[lbo-talk] wojtek, americans, etc.

Wojtek Sokolowski sokol at jhu.edu
Tue May 6 07:20:45 PDT 2003



> Wojtek does not inveigh against america or americans in
> general but quite explicitly and, unless pressed on this
> point, almost exclusively against poorer and less educated
> americans. Although he claims to be a marxist he persists,
> despite statistical evidence to the contrary

I find it a bit flattering to be in a center of attantion - there is no such thing as negative publicity:). However, a few points need clarification.

1. The world I see is not Manichaean, or bipolar if you will: good/evil black/white, rich/poor opressor/opressed, East/West, North/South etc. and I have a track record of denopuncing it - but this genre seems very popular in this country, much more so than in Europe. If memory serves, each time I denounced such bipolar views on a Left discussion list - it stirred a controversy or even resulted in my expulsion. I think that such bipolar perspective may be an effective tool of political manipulations, but is quite useless as an analytical tool, because it obsures and distorts beyon recognition the dynamic nature of human interaction. In a nutshell, the same person can be a victim in one situation and an oppressor in another, but the bipolar narrative misses that dynamics altogether, and portrays him/her as a static character on either side, but not both.

2. I rant against not "poorer and less" educated folks, but petit bourgeoisie, which happens to be the great majority and the dominant character of the American society (but they can be found in great numbers elsewhere as well). True, they incidentally happen to be "poorer" (quite markedly so) than the folks who run this country and "less educated" than the folks in the academia - but at the same time they are relatively well off and educated by any meaningful world standard - i.e. they live better and have access to more information than 90 or so percent of the world population. The basis of my rant is that, as H.L. Mencken once observed, these folks demand rights and privileges for themselves, but are quite unwilling to extend them to others. I saw that time and again. In that sense, they are like kapos in a concentration camp - they grovel before the camp authorities but are ruthlessly cruel toward prisoners below them. For some reason I find that one of the most despicable forms of human psyche and behavior.
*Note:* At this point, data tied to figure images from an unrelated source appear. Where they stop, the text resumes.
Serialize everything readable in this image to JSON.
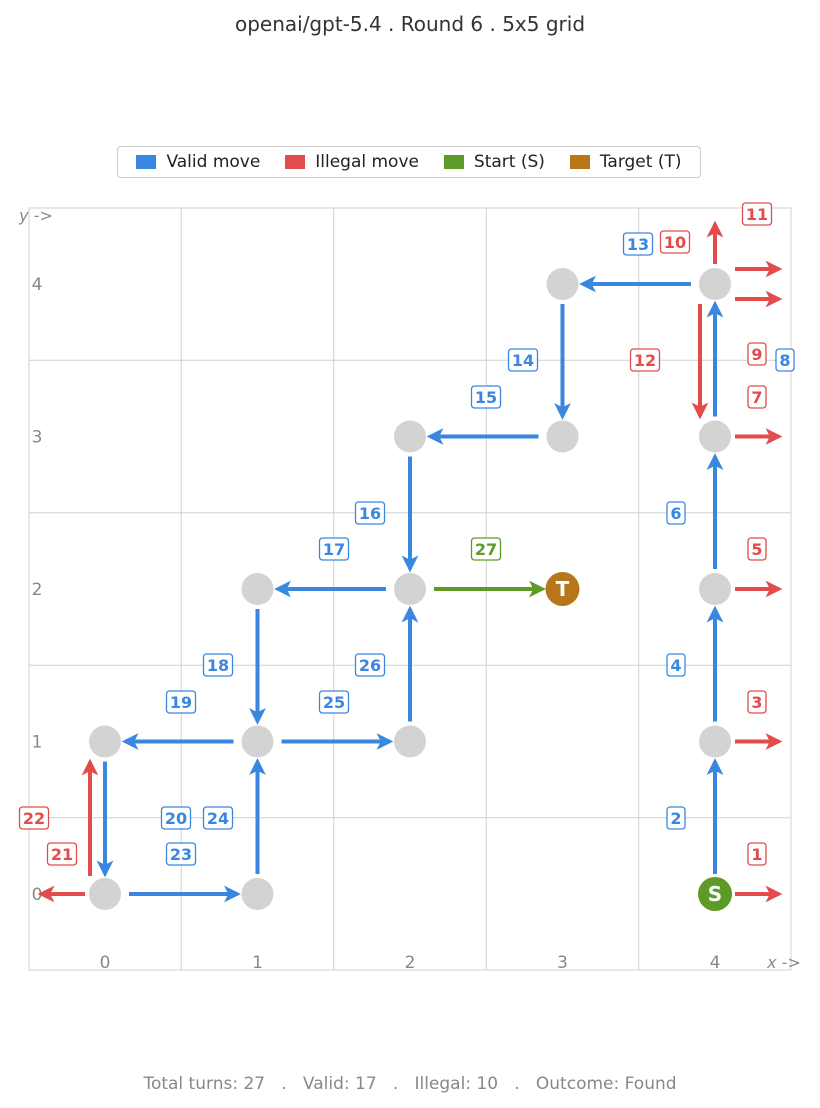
{
  "title": "openai/gpt-5.4  .  Round 6  .  5x5 grid",
  "legend": {
    "valid": {
      "label": "Valid move",
      "color": "#3a87e0"
    },
    "illegal": {
      "label": "Illegal move",
      "color": "#e24c4c"
    },
    "start": {
      "label": "Start (S)",
      "color": "#5e9a26"
    },
    "target": {
      "label": "Target (T)",
      "color": "#b8761a"
    }
  },
  "axis": {
    "x_ticks": [
      "0",
      "1",
      "2",
      "3",
      "4"
    ],
    "y_ticks": [
      "0",
      "1",
      "2",
      "3",
      "4"
    ],
    "x_dir": "x ->",
    "y_dir": "y ->"
  },
  "colors": {
    "valid": "#3a87e0",
    "illegal": "#e24c4c",
    "final": "#5e9a26",
    "start": "#5e9a26",
    "target": "#b8761a",
    "visited": "#d3d3d3",
    "grid": "#d0d0d0"
  },
  "start": {
    "x": 4,
    "y": 0,
    "label": "S"
  },
  "target": {
    "x": 3,
    "y": 2,
    "label": "T"
  },
  "visited": [
    [
      4,
      1
    ],
    [
      4,
      2
    ],
    [
      4,
      3
    ],
    [
      4,
      4
    ],
    [
      3,
      4
    ],
    [
      3,
      3
    ],
    [
      2,
      3
    ],
    [
      2,
      2
    ],
    [
      1,
      2
    ],
    [
      1,
      1
    ],
    [
      0,
      1
    ],
    [
      0,
      0
    ],
    [
      1,
      0
    ],
    [
      2,
      1
    ]
  ],
  "moves": [
    {
      "turn": 1,
      "from": [
        4,
        0
      ],
      "to": [
        5,
        0
      ],
      "kind": "illegal"
    },
    {
      "turn": 2,
      "from": [
        4,
        0
      ],
      "to": [
        4,
        1
      ],
      "kind": "valid"
    },
    {
      "turn": 3,
      "from": [
        4,
        1
      ],
      "to": [
        5,
        1
      ],
      "kind": "illegal"
    },
    {
      "turn": 4,
      "from": [
        4,
        1
      ],
      "to": [
        4,
        2
      ],
      "kind": "valid"
    },
    {
      "turn": 5,
      "from": [
        4,
        2
      ],
      "to": [
        5,
        2
      ],
      "kind": "illegal"
    },
    {
      "turn": 6,
      "from": [
        4,
        2
      ],
      "to": [
        4,
        3
      ],
      "kind": "valid"
    },
    {
      "turn": 7,
      "from": [
        4,
        3
      ],
      "to": [
        5,
        3
      ],
      "kind": "illegal"
    },
    {
      "turn": 8,
      "from": [
        4,
        3
      ],
      "to": [
        4,
        4
      ],
      "kind": "valid"
    },
    {
      "turn": 9,
      "from": [
        4,
        4
      ],
      "to": [
        5,
        4
      ],
      "kind": "illegal"
    },
    {
      "turn": 10,
      "from": [
        4,
        4
      ],
      "to": [
        4,
        5
      ],
      "kind": "illegal"
    },
    {
      "turn": 11,
      "from": [
        4,
        4
      ],
      "to": [
        5,
        4
      ],
      "kind": "illegal"
    },
    {
      "turn": 12,
      "from": [
        4,
        4
      ],
      "to": [
        4,
        3
      ],
      "kind": "illegal"
    },
    {
      "turn": 13,
      "from": [
        4,
        4
      ],
      "to": [
        3,
        4
      ],
      "kind": "valid"
    },
    {
      "turn": 14,
      "from": [
        3,
        4
      ],
      "to": [
        3,
        3
      ],
      "kind": "valid"
    },
    {
      "turn": 15,
      "from": [
        3,
        3
      ],
      "to": [
        2,
        3
      ],
      "kind": "valid"
    },
    {
      "turn": 16,
      "from": [
        2,
        3
      ],
      "to": [
        2,
        2
      ],
      "kind": "valid"
    },
    {
      "turn": 17,
      "from": [
        2,
        2
      ],
      "to": [
        1,
        2
      ],
      "kind": "valid"
    },
    {
      "turn": 18,
      "from": [
        1,
        2
      ],
      "to": [
        1,
        1
      ],
      "kind": "valid"
    },
    {
      "turn": 19,
      "from": [
        1,
        1
      ],
      "to": [
        0,
        1
      ],
      "kind": "valid"
    },
    {
      "turn": 20,
      "from": [
        0,
        1
      ],
      "to": [
        0,
        0
      ],
      "kind": "valid"
    },
    {
      "turn": 21,
      "from": [
        0,
        0
      ],
      "to": [
        -1,
        0
      ],
      "kind": "illegal"
    },
    {
      "turn": 22,
      "from": [
        0,
        0
      ],
      "to": [
        0,
        1
      ],
      "kind": "illegal"
    },
    {
      "turn": 23,
      "from": [
        0,
        0
      ],
      "to": [
        1,
        0
      ],
      "kind": "valid"
    },
    {
      "turn": 24,
      "from": [
        1,
        0
      ],
      "to": [
        1,
        1
      ],
      "kind": "valid"
    },
    {
      "turn": 25,
      "from": [
        1,
        1
      ],
      "to": [
        2,
        1
      ],
      "kind": "valid"
    },
    {
      "turn": 26,
      "from": [
        2,
        1
      ],
      "to": [
        2,
        2
      ],
      "kind": "valid"
    },
    {
      "turn": 27,
      "from": [
        2,
        2
      ],
      "to": [
        3,
        2
      ],
      "kind": "final"
    }
  ],
  "footer": "Total turns: 27   .   Valid: 17   .   Illegal: 10   .   Outcome: Found"
}
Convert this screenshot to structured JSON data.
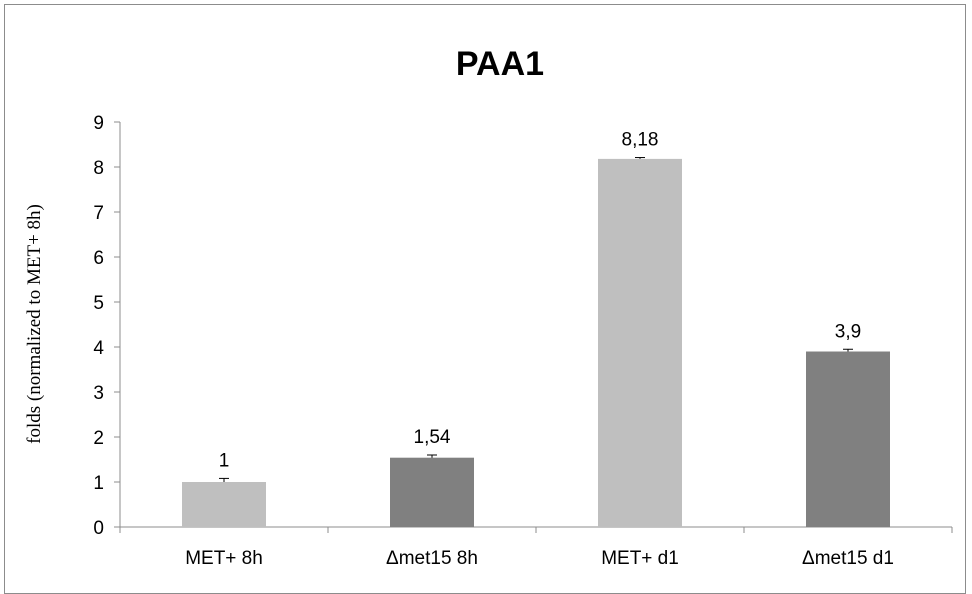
{
  "chart_data": {
    "type": "bar",
    "title": "PAA1",
    "ylabel": "folds (normalized to MET+ 8h)",
    "xlabel": "",
    "categories": [
      "MET+ 8h",
      "Δmet15 8h",
      "MET+ d1",
      "Δmet15 d1"
    ],
    "values": [
      1,
      1.54,
      8.18,
      3.9
    ],
    "value_labels": [
      "1",
      "1,54",
      "8,18",
      "3,9"
    ],
    "error": [
      0.08,
      0.06,
      0.03,
      0.05
    ],
    "bar_colors": [
      "#bfbfbf",
      "#808080",
      "#bfbfbf",
      "#808080"
    ],
    "ylim": [
      0,
      9
    ],
    "yticks": [
      0,
      1,
      2,
      3,
      4,
      5,
      6,
      7,
      8,
      9
    ],
    "grid": false,
    "legend": "none"
  }
}
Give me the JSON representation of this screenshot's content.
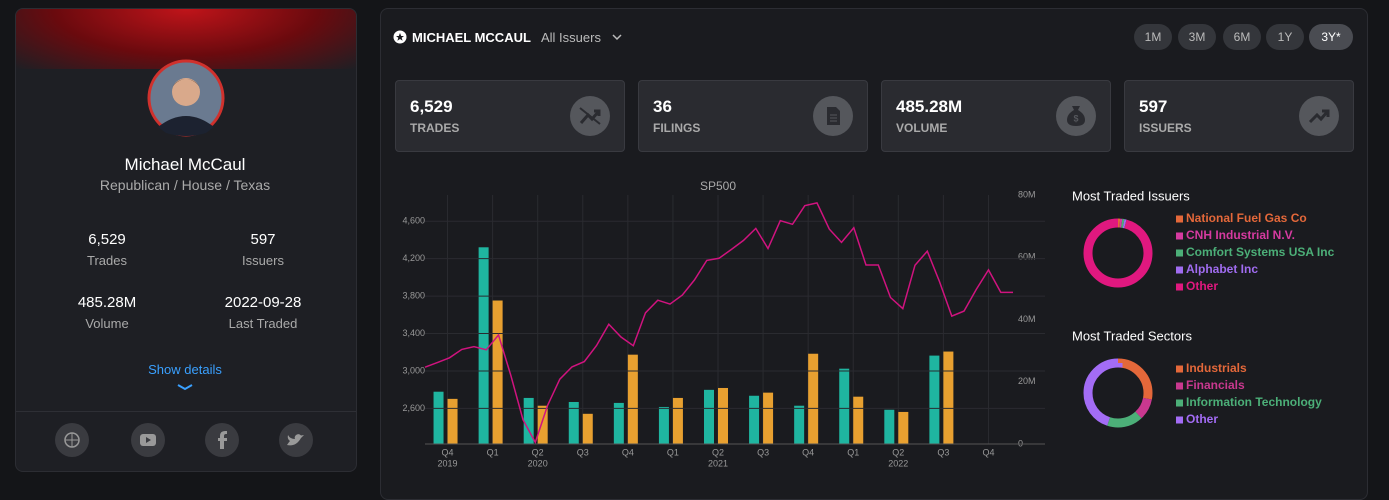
{
  "profile": {
    "name": "Michael McCaul",
    "subtitle": "Republican / House / Texas",
    "stats": [
      {
        "value": "6,529",
        "label": "Trades"
      },
      {
        "value": "597",
        "label": "Issuers"
      },
      {
        "value": "485.28M",
        "label": "Volume"
      },
      {
        "value": "2022-09-28",
        "label": "Last Traded"
      }
    ],
    "show_details": "Show details"
  },
  "header": {
    "name": "MICHAEL MCCAUL",
    "filter": "All Issuers",
    "periods": [
      "1M",
      "3M",
      "6M",
      "1Y",
      "3Y*"
    ]
  },
  "stat_cards": [
    {
      "value": "6,529",
      "label": "TRADES"
    },
    {
      "value": "36",
      "label": "FILINGS"
    },
    {
      "value": "485.28M",
      "label": "VOLUME"
    },
    {
      "value": "597",
      "label": "ISSUERS"
    }
  ],
  "chart_data": [
    {
      "type": "bar",
      "categories": [
        "Q4",
        "Q1",
        "Q2",
        "Q3",
        "Q4",
        "Q1",
        "Q2",
        "Q3",
        "Q4",
        "Q1",
        "Q2",
        "Q3",
        "Q4"
      ],
      "category_years": [
        "2019",
        null,
        "2020",
        null,
        null,
        null,
        "2021",
        null,
        null,
        null,
        "2022",
        null,
        null
      ],
      "series": [
        {
          "color": "#1fb5a0",
          "axis": "y2",
          "values": [
            16.8,
            63.2,
            14.8,
            13.5,
            13.2,
            11.9,
            17.4,
            15.5,
            12.3,
            24.2,
            11,
            28.4,
            null
          ]
        },
        {
          "color": "#e8a030",
          "axis": "y2",
          "values": [
            14.5,
            46.1,
            12.3,
            9.7,
            28.7,
            14.8,
            18,
            16.5,
            29,
            15.2,
            10.3,
            29.7,
            null
          ]
        }
      ],
      "y2lim": [
        0,
        80
      ],
      "y2ticks": [
        0,
        {
          "value": 20,
          "label": "20M"
        },
        {
          "value": 40,
          "label": "40M"
        },
        {
          "value": 60,
          "label": "60M"
        },
        {
          "value": 80,
          "label": "80M"
        }
      ],
      "grid": true
    },
    {
      "type": "line",
      "title": "SP500",
      "color": "#d0137f",
      "values": [
        3040,
        3090,
        3141,
        3231,
        3260,
        3226,
        3386,
        2954,
        2480,
        2237,
        2630,
        2912,
        3044,
        3100,
        3271,
        3500,
        3363,
        3270,
        3622,
        3756,
        3714,
        3811,
        3973,
        4181,
        4204,
        4298,
        4395,
        4523,
        4308,
        4605,
        4567,
        4766,
        4796,
        4516,
        4374,
        4530,
        4132,
        4132,
        3785,
        3666,
        4130,
        4280,
        3955,
        3586,
        3640,
        3872,
        4080,
        3840,
        3840
      ],
      "ylim": [
        2220,
        4880
      ],
      "yticks": [
        {
          "value": 2600,
          "label": "2,600"
        },
        {
          "value": 3000,
          "label": "3,000"
        },
        {
          "value": 3400,
          "label": "3,400"
        },
        {
          "value": 3800,
          "label": "3,800"
        },
        {
          "value": 4200,
          "label": "4,200"
        },
        {
          "value": 4600,
          "label": "4,600"
        }
      ]
    },
    {
      "type": "donut",
      "title": "Most Traded Issuers",
      "categories": [
        "National Fuel Gas Co",
        "CNH Industrial N.V.",
        "Comfort Systems USA Inc",
        "Alphabet Inc",
        "Other"
      ],
      "values": [
        1,
        1,
        1,
        1,
        96
      ],
      "colors": [
        "#e4683a",
        "#d63aa0",
        "#4caf78",
        "#a06cf0",
        "#e0187f"
      ]
    },
    {
      "type": "donut",
      "title": "Most Traded Sectors",
      "categories": [
        "Industrials",
        "Financials",
        "Information Technology",
        "Other"
      ],
      "values": [
        28,
        10,
        17,
        45
      ],
      "colors": [
        "#e4683a",
        "#c9388f",
        "#4caf78",
        "#a36cf5"
      ]
    }
  ]
}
3. I was never a follower of any doctrine or ideology. Even in my youth I was kicked out of the boy scouts shortly after I enrolled on my parent's insistence, and when I once showed up at my HS's meeting of the local chapter of the Socialist Youth Association I was told that I was a trouble maker and asked to leave. In my undergraduate study of philosophy I was time and again admonished by my mentors for not showing proper revenerence toward the text, as I found most seminars boring. My attitude toward the text I read, including that written by Karl Marx, is that what Claude Levi-Strauss (in _Savage Mind_ if memory serves) called 'bricoleur' - take out what you need and use it, and leave out the rest. I am thus incapable of being an "-ist" of one sort or another, and your critique that my views are inconsistent with the doctrine does not stick.